The experience of growing up that I was taught about by the book The Power of Privilege is the experience of growing up that I and many of my colleagues from MPS experienced. Marianapolis is a college preparatory school that could be afforded by families who are members of the higher middle class or the upper class. That statement has been debated by members of the MPS community. Many people at MPS said that they aren’t participants in the upper class lifestyle because MPS was a more affordable prep school than other prep schools. Although this might be true, this does not mean that MPS was cheap or that lower class families were able to send their children to the school.
On the Inside is about telling my readers about experiences of mine that most people don’t get to observe or experience. I had a very privileged high school experience compared to most high schoolers and I feel like it is important to educate others about this privileged lifestyle. I do this because I do not want to continue to deny my privilege in the face of those who do not have this privilege. I have observed that some individuals who live the higher class life will attempt to normalize their privilege. They normalize their privilege because they do not want to deal with the fact that their lifestyle is quite elegant compared to most individuals in the U.S. and throughout the world. When one normalizes their privilege, it is easy to ignore others’ lack of privilege. This is because they assume that their lifestyle is the standard and that people can’t be living a life much different from theirs. As long as people continue to normalize their privilege, they have difficulty being motivated to combat the inequalities that are present in this country and help those who lack this privilege.

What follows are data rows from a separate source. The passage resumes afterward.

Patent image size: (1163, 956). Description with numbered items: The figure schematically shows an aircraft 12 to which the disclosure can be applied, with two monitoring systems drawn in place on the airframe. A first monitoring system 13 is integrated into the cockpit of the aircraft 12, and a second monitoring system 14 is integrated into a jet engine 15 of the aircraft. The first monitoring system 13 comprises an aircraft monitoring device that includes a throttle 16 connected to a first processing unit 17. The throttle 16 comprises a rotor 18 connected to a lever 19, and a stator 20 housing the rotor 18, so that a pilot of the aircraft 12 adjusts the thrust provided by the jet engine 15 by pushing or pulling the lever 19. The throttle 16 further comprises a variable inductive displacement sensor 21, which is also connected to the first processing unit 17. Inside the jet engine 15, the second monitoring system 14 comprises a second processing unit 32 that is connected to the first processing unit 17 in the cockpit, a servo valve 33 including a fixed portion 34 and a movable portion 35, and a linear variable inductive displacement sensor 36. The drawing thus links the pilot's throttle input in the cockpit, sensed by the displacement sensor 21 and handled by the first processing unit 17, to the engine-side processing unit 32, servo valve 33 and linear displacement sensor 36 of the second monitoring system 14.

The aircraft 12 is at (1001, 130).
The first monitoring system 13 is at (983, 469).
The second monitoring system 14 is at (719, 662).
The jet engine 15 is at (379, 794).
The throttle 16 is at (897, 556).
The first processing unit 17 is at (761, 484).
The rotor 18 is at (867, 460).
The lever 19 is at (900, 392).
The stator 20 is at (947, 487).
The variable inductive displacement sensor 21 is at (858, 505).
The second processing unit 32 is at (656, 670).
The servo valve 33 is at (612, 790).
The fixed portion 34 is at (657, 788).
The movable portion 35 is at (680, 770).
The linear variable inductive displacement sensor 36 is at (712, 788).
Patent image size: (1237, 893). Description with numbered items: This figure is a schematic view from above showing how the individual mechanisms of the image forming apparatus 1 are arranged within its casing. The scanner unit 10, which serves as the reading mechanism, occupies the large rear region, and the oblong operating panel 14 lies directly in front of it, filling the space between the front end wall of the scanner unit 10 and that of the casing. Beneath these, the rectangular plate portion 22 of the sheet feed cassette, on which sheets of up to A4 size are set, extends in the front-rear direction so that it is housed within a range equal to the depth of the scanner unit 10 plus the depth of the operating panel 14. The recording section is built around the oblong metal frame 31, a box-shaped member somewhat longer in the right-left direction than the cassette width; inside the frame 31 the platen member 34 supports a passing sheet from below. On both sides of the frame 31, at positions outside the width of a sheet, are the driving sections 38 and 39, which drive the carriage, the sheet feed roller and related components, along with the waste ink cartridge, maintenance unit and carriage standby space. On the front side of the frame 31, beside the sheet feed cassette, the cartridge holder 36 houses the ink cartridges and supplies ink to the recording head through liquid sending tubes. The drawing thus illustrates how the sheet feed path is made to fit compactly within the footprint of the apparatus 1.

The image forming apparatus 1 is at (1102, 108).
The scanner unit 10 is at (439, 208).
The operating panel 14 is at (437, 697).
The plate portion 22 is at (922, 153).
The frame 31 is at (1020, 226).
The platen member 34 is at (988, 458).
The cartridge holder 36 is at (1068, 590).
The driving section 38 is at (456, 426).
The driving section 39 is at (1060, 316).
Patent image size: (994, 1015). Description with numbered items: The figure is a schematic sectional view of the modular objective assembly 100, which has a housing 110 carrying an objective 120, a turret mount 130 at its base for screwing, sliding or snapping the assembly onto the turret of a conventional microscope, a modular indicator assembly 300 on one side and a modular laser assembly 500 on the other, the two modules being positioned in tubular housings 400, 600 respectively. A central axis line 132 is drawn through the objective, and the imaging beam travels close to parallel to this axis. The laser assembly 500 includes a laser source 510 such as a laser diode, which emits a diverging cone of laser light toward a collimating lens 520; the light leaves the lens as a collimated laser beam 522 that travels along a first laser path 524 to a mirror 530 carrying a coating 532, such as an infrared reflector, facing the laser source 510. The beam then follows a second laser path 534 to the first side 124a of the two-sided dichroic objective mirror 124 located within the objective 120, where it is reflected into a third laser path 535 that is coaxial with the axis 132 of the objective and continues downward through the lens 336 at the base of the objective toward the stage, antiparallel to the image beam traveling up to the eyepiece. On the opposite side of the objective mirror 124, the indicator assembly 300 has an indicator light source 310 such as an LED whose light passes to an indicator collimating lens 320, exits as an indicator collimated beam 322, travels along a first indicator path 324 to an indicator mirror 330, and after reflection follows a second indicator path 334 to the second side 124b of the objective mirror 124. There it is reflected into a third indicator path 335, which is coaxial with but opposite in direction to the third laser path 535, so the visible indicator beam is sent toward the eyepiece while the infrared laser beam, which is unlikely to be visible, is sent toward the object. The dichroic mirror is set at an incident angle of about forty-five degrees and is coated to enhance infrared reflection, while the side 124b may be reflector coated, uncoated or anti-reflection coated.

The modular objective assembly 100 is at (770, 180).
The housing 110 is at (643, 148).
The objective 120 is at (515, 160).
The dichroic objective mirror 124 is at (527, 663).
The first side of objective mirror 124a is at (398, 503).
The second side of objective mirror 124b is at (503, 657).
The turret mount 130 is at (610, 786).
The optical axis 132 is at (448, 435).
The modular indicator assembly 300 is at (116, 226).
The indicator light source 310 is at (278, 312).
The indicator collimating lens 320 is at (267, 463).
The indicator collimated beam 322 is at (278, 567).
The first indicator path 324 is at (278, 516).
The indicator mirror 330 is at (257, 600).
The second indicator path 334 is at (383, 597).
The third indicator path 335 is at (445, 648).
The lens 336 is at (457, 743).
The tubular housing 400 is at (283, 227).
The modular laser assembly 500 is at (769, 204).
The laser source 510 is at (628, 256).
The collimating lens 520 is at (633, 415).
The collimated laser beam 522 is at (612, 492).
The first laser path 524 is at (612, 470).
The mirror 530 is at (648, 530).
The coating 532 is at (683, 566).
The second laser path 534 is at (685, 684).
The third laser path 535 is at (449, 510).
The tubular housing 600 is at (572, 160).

I want to debunk the myth (that I believed for a long time) that my privilege is normal. I want to recognize that my high school experience was unique and was made possible because my background is of a higher middle class. I also seek to enter into this conversation with an air of humility. I do not want my words to be interpreted in a manner in which I am thought to be a cocky individual who considers myself morally superior over my peers who are of the MPS community. I do not want to be thought of as a lofty social justice warrior. I write what I write because I have observed matters that are important to me and I would regret it if I left these things go unsaid.